According to University of Maryland economics professor Melissa Kearney, just 16% of Americans have a non-working spouse at home who can supervise and take care of children. The UrbanSitter survey said that in more than 40% of families, one parent was managing most of the childcare.

The UrbanSitter survey showed that many families can't afford the child care that would be needed for them to return to work: Many said the best thing their employers could do would be offer childcare benefits. According to the Care.com survey, 67% of respondents who don’t currently receive employer-subsidized child care say that they’d be more loyal to their current job if they did (the percentage increased to 74% for those with children under 4).

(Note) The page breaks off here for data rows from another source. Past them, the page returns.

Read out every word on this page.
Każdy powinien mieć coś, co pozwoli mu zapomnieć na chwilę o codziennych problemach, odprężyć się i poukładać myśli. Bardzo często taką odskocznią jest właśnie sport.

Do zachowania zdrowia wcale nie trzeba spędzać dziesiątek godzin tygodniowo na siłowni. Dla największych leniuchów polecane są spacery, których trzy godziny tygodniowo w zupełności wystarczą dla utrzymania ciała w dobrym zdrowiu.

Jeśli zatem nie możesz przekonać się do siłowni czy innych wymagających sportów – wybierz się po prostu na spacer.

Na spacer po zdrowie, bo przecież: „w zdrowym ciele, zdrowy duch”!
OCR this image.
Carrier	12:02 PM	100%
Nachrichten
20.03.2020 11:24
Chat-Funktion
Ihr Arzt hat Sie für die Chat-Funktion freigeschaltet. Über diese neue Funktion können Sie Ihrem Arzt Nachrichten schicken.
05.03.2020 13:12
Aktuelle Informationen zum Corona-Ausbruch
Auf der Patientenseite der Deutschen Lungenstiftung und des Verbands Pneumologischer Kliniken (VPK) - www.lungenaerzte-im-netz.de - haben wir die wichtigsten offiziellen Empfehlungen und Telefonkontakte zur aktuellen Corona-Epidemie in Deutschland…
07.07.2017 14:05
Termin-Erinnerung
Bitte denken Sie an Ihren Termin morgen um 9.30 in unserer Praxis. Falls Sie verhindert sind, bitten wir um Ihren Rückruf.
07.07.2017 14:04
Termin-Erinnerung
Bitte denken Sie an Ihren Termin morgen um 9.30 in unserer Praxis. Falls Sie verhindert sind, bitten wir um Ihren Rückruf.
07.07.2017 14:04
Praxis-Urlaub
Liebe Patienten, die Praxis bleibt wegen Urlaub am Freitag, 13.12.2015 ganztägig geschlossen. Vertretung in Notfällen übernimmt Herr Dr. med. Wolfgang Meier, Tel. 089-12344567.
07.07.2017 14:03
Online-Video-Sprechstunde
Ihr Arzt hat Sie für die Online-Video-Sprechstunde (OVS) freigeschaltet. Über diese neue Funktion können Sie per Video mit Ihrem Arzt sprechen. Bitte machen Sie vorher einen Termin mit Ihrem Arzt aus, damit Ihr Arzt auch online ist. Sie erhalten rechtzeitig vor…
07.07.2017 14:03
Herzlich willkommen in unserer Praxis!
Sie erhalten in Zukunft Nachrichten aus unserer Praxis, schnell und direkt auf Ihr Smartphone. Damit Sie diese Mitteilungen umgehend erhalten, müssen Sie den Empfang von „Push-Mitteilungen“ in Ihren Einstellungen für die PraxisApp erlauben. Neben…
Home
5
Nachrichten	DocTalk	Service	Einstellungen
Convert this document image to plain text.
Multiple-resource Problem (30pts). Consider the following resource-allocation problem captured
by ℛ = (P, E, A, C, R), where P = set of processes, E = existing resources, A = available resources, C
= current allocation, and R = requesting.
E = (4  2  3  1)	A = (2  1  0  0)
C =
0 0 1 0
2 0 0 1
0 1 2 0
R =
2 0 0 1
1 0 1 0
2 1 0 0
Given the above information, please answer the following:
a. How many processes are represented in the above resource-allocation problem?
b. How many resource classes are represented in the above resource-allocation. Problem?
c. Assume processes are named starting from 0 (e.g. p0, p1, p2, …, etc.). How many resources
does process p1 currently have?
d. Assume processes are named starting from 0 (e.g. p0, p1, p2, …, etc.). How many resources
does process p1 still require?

Another concern for parents is the relative safety of child care. According to the UrbanSitter survey, 57% of families said that they would want some sort of nanny or au pair if cost were no issue; 64% of parents said they were worried about returning their kids to daycare. Parents said they would want child care providers to take extra precautions like isolating themselves when not with children, taking their temperature daily, and keeping children isolated.

The Care.com survey showed one bright spot: Workplaces may be a bit more amenable to parents juggling child care and workplace responsibilities. While 66% of parents said that managing both "caused their productivity to suffer," 43% of respondents said they felt that their employers are more tolerant of them managing children while working than they were at the beginning of the pandemic.